Há dez anos, Nicolás Parodi era um fotojornalista de Buenos Aires na casa dos 30 anos, fazendo trabalho noturno, fotografando shows de rock. Um dos músicos que interpretou ao vivo foi Carlos García López, famoso violonista de blues local que faria um show no DIAFAR (Diaspora Africana de Argentina), uma organização dedicada a promover a conscientização sobre a herança negra. Parodi foi pedir permissão para fotografar o evento. “Eu simplesmente entrei e eles começaram a me dizer que eu era um homem negro”, diz Parodi. “Eu costumava dizer: o quê? Como? É claro que não sou negro, sou moreno ”. Demorou muito para Carlos Parodi entender que até para ele sua negritude era ... invisível.
Minha vida toda meus amigos me chamaram de 'negro', mas nunca pensei que poderia me tornar um descendente de africanos ... Eu não sabia nada sobre cultura negra ou história negra. Com o tempo, aos poucos, comecei a reconhecer, na música que ouvia e tocava, no meu tom de pele, enfim, que tudo o que eu fazia tinha a ver com a estética negra.
Parodi não conhece a história de sua família biológica porque foi adotado, mas sua perplexidade não é única. Si bien solo la mitad del uno por ciento de los argentinos se percibe a sí mismo como afrodescendiente en el último censo argentino de 2010, se cree que la cantidad real es mucho mayor, de alrededor del cinco por ciento, según DIAFAR y estudios más recientes do governo. “No DIAFAR dizemos no inferno que todos temos um avô negro escondido no armário”, diz Nicoás Parodi, hoje um importante integrante da organização.
“Não é fácil se você passou a vida toda negando a ideia de negritude”, explica ele. “Não há nenhuma instância na escola, ou na universidade, em que se discuta nossa herança negra, ou racismo. Há tanta negação, tanta invisibilidade, isso não é levado em consideração ”.
Os mestiços na Argentina passam por brancos, especialmente se forem bem-sucedidos financeiramente. Na verdade, muitos podem não estar cientes de sua herança negra: as políticas deliberadas de branqueamento do século 19 forçaram muitos negros, especialmente mulheres, a se passarem por brancos para se casar com colonizadores espanhóis ou imigrantes europeus. Hoje a memória dessa prática se perdeu em grande parte, mesmo entre seus próprios descendentes.
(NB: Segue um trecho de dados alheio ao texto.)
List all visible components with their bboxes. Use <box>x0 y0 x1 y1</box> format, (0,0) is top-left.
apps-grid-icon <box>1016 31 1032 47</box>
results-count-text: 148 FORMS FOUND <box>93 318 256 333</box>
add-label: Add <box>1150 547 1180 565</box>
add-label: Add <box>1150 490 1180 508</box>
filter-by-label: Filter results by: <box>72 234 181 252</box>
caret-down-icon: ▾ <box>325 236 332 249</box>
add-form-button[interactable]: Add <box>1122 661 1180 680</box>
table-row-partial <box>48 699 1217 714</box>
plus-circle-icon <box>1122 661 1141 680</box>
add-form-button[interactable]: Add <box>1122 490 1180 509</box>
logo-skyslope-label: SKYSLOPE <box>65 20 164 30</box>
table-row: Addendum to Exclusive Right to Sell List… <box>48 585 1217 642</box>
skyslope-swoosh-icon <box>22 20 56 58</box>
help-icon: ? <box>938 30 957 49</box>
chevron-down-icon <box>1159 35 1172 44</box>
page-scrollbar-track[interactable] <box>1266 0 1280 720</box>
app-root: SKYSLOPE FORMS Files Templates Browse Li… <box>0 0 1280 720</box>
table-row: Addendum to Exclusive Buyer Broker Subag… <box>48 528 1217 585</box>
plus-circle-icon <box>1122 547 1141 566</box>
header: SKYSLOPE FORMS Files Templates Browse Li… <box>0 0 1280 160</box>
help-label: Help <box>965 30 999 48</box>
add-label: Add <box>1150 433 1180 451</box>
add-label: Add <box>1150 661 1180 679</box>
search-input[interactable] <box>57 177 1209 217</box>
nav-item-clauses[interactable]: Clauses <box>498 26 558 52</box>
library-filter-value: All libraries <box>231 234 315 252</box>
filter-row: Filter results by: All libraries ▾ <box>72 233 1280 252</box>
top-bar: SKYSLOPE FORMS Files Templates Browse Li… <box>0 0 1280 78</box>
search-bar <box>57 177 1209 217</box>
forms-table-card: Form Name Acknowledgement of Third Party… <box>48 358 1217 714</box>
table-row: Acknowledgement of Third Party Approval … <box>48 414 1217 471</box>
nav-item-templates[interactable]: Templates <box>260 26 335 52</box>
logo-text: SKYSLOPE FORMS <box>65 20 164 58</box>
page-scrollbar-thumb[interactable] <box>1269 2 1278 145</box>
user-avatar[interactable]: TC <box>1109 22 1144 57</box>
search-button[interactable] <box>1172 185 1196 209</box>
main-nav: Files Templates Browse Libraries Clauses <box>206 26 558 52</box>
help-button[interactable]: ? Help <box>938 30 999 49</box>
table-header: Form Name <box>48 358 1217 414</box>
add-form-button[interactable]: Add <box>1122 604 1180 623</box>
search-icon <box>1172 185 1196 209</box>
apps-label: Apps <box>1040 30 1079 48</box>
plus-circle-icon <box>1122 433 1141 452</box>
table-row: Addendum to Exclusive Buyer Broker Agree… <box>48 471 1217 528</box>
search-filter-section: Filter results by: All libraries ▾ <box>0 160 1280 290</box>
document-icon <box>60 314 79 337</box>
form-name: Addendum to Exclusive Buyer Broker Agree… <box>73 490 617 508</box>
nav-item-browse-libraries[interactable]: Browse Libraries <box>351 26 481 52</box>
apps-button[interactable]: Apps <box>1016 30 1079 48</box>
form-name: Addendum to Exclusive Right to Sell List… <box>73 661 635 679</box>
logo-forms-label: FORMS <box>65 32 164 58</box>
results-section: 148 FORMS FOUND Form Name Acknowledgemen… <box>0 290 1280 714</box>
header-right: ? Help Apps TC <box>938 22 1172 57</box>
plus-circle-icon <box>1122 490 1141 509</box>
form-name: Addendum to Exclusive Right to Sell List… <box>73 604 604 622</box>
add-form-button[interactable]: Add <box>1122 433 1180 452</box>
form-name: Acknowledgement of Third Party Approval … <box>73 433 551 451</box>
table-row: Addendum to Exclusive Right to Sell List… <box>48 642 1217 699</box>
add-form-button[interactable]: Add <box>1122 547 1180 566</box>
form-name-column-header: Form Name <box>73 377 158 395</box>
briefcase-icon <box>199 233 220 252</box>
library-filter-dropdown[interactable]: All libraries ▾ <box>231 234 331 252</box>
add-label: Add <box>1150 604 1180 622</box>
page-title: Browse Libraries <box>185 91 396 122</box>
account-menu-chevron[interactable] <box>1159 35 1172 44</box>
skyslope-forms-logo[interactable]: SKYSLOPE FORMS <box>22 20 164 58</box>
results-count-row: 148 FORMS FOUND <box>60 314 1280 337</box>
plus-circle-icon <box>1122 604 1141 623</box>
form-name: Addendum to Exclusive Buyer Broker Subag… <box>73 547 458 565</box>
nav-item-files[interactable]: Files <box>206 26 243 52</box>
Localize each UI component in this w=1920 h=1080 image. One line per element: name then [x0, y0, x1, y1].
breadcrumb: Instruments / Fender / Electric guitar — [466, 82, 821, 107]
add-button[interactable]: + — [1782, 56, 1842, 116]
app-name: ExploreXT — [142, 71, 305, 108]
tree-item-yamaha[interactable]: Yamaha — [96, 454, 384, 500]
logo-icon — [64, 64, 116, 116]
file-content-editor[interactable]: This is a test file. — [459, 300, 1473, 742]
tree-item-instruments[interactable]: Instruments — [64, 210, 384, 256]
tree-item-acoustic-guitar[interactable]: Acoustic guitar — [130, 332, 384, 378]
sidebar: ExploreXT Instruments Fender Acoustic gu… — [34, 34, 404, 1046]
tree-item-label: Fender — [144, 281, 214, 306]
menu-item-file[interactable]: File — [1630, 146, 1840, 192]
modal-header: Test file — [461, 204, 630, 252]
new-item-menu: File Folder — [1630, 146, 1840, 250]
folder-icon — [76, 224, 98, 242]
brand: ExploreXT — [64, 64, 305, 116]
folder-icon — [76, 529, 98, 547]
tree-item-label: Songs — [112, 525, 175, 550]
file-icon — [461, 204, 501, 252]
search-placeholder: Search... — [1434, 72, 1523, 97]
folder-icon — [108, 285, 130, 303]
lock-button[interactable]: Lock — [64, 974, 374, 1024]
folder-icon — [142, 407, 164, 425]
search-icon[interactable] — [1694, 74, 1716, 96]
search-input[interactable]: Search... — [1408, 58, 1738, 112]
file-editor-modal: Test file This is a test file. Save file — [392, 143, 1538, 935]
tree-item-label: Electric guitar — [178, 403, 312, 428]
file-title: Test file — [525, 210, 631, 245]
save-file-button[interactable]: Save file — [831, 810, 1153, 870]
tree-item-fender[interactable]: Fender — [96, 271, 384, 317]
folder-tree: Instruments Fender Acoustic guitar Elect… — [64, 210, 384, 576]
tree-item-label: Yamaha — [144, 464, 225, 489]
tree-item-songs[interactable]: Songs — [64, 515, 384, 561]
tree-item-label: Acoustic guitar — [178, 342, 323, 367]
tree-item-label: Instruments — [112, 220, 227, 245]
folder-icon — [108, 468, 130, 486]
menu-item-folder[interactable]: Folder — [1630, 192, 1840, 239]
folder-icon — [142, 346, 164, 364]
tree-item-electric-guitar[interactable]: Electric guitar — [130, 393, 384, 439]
As alternativas são duas: fazer parte desse imaginário de brancura ou, caso não se enquadre nessa descrição ou caracterização, ser algo diferente - diz Erika Edwards -. Provavelmente houve quem soubesse que eram negros e o enterraram, guardaram silêncio, guardaram para si. Ninguém, nesse caso, iria querer sacudir o ninho de vespas. O importante era defender a segurança da família, partir para outra coisa. Assim, após uma ou duas gerações de miscigenação (3), não falam mais se houve avó negra e, quando chega a terceira ou quarta geração, não se lembram mais dela.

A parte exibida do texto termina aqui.